Towards Robustness Across Cosmological Simulation Models TNG, SIMBA, ASTRID, and EAGLE

TL;DR

This paper introduces MIEST, a machine learning estimator that robustly predicts cosmological parameters across diverse simulation models, enhancing reliability and physical insight in cosmological research.

Contribution

We develop a novel model-insensitive estimator that accurately predicts cosmological parameters across multiple simulation models, reducing bias and improving robustness.

Findings

MIEST improves parameter estimation accuracy by ~17% for Ω_m and ~38% for σ_8.

Latent space analysis shows blending of features across models, indicating removal of model-specific biases.

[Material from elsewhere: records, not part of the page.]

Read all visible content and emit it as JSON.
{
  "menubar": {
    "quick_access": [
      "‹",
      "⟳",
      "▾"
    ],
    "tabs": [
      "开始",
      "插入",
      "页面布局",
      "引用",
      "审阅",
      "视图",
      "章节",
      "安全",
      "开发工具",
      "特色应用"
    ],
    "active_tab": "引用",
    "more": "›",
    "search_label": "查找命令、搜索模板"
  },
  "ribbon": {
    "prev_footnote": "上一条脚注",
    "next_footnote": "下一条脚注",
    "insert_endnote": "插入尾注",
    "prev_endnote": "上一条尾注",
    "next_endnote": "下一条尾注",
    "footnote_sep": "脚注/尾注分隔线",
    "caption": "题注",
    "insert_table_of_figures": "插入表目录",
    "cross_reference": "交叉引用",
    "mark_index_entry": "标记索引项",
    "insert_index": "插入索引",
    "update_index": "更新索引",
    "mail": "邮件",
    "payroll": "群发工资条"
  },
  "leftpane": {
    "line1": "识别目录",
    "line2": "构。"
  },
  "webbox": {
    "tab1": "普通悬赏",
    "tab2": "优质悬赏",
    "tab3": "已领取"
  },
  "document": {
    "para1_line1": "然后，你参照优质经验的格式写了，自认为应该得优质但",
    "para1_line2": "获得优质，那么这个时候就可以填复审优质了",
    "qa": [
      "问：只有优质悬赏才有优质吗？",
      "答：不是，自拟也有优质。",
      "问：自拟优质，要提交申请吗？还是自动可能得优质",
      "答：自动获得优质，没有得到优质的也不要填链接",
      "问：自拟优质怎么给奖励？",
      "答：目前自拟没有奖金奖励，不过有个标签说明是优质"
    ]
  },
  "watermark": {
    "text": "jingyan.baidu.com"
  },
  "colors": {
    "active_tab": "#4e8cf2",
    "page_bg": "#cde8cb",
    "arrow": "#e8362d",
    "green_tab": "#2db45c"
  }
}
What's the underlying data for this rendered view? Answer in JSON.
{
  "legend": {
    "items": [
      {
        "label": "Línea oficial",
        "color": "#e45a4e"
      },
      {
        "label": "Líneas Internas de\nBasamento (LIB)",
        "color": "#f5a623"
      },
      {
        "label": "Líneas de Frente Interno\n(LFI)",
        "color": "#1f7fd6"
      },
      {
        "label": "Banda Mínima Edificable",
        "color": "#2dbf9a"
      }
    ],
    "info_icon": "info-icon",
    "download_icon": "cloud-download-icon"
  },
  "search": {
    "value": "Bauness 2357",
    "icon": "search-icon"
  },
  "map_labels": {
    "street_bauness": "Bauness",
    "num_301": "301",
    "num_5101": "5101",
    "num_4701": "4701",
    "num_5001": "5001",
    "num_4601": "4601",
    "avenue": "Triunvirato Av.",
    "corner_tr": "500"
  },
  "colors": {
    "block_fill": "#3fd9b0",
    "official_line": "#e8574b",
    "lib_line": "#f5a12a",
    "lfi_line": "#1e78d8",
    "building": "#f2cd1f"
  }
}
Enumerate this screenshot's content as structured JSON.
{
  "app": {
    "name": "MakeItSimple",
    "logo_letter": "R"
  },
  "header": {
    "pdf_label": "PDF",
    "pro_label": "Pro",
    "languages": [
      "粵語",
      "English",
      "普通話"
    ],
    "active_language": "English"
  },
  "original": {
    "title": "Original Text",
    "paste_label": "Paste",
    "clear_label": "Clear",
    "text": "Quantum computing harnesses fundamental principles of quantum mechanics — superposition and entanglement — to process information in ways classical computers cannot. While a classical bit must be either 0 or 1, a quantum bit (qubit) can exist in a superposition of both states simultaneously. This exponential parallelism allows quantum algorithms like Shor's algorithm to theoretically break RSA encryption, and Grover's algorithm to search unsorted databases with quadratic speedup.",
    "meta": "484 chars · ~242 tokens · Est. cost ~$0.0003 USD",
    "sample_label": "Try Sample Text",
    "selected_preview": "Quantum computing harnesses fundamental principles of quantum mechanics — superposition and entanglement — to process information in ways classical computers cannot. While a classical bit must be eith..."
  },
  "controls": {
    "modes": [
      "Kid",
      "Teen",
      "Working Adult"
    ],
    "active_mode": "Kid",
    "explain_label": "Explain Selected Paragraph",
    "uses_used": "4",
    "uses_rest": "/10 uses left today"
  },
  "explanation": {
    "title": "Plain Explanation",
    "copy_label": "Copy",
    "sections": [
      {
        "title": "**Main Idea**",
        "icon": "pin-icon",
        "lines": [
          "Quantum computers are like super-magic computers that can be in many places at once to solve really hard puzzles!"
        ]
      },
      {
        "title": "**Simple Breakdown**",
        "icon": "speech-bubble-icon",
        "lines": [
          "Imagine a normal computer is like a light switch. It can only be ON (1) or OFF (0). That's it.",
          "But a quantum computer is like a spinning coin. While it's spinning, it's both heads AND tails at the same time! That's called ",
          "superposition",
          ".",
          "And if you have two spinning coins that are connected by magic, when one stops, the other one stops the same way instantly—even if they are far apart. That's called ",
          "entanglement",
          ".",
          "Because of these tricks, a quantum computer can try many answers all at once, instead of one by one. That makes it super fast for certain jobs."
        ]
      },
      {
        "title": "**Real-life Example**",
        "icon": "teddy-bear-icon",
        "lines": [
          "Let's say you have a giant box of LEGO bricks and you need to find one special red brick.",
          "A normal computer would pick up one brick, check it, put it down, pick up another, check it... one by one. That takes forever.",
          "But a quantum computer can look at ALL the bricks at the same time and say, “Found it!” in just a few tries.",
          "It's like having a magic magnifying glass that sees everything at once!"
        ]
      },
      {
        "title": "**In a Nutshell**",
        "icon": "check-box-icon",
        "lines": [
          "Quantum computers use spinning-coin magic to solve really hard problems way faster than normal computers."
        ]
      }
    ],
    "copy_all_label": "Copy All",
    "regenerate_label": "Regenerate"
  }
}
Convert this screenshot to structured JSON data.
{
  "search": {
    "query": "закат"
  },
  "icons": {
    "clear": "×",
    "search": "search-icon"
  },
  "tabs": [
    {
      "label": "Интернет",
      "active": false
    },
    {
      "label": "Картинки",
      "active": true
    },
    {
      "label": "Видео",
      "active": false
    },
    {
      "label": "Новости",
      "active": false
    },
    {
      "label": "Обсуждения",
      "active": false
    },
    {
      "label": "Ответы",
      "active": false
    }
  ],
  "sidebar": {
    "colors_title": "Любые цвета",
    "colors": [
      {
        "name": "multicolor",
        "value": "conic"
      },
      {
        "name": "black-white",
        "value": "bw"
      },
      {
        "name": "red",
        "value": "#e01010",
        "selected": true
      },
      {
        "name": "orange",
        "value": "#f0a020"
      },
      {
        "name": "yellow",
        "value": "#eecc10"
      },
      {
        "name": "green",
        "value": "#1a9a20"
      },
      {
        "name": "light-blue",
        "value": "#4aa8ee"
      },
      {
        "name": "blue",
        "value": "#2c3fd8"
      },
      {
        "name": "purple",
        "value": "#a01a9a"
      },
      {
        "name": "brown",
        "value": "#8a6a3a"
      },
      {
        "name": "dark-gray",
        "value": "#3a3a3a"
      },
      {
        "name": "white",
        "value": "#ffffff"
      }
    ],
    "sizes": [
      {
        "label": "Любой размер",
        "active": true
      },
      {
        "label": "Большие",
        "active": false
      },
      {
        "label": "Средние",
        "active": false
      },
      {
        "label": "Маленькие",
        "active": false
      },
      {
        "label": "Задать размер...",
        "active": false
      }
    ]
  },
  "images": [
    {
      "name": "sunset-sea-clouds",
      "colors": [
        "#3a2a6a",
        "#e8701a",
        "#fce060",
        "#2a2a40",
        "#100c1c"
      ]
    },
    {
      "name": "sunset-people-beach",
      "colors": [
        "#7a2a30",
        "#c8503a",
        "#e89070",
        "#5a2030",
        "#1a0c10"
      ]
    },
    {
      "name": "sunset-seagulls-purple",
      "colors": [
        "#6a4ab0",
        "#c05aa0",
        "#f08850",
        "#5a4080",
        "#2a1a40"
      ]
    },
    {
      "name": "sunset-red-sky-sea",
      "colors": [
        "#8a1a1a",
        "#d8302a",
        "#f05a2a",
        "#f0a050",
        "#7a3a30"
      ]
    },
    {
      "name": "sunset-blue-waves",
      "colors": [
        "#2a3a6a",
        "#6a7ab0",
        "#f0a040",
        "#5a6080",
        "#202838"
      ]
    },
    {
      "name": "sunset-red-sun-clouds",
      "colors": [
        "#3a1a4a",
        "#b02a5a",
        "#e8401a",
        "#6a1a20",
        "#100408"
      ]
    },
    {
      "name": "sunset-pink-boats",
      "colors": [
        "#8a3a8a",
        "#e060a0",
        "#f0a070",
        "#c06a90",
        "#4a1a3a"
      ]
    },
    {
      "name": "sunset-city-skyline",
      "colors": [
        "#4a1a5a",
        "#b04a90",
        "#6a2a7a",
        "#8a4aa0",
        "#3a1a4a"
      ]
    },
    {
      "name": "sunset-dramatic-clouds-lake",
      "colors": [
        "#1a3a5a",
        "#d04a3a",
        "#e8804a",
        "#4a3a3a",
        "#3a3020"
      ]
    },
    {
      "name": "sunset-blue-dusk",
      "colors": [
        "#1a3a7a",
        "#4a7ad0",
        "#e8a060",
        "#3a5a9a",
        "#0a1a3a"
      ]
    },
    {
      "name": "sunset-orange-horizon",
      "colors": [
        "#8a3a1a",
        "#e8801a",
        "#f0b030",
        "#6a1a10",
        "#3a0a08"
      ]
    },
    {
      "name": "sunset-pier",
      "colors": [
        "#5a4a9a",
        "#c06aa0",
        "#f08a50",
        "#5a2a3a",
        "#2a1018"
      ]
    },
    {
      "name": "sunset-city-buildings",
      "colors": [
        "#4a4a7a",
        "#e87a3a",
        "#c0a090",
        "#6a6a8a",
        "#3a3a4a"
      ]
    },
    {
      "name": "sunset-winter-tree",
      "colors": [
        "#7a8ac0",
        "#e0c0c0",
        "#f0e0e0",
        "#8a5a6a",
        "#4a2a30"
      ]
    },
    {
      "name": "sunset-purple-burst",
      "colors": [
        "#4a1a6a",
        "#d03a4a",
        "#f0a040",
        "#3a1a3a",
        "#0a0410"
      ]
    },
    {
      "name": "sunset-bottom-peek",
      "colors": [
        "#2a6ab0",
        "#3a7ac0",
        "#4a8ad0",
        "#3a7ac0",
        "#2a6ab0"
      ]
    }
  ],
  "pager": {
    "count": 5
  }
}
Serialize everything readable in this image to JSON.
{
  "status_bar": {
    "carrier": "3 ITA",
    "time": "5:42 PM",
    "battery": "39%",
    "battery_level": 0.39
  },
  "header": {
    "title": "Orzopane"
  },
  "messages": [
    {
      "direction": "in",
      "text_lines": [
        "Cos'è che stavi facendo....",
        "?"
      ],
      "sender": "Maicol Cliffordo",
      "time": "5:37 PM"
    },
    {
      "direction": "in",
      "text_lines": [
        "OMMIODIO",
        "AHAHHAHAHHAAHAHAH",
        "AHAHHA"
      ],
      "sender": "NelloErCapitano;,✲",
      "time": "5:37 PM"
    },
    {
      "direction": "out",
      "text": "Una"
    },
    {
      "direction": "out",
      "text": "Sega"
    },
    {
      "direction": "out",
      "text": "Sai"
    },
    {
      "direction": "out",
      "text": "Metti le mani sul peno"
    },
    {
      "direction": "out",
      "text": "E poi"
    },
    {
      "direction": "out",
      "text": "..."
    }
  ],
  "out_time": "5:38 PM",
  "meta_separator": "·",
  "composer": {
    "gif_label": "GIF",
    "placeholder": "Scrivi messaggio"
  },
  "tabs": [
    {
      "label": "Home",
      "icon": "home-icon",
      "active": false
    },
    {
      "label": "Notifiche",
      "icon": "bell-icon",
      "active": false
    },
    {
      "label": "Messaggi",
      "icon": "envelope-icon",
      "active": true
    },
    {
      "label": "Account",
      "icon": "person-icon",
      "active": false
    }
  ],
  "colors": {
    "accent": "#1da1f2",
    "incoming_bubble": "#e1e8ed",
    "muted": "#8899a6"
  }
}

Robustness enhances the generalization of cosmological parameter estimation across different simulation frameworks.

Abstract

The rapid advancement of large-scale cosmological simulations has opened new avenues for cosmological and astrophysical research. However, the increasing diversity among cosmological simulation models presents a challenge to the robustness. In this work, we develop the Model-Insensitive ESTimator (MIEST), a machine that can robustly estimate the cosmological parameters, $\Omega_m$ and $\sigma_8$, from neural hydrogen maps of simulation models in the CAMELS project$-$TNG, SIMBA, ASTRID, and EAGLE. An estimator is considered robust if it possesses a consistent predictive power across all simulations, including those used during the training phase. We train our machine using multiple simulation models and ensure that it only extracts common features between the models while disregarding the model-specific features. This allows us to develop a novel model that is capable of accurately estimating parameters across a range of simulation models, without being biased towards any particular model. Upon the investigation of the latent space$-$a set of summary statistics, we find that the implementation of robustness leads to the blending of latent variables across different models, demonstrating the removal of model-specific features. In comparison to a standard machine lacking robustness, the average performance of MIEST on the unseen simulations during the training phase has been improved by $\sim17$% for $\Omega_m$ and $\sim 38$% for $\sigma_8$. By using a machine learning approach that can extract robust, yet physical features, we hope to improve our understanding of galaxy formation and evolution in a (subgrid) model-insensitive manner, and ultimately, gain insight into the underlying physical processes responsible for robustness. This is a Learning the Universe publication.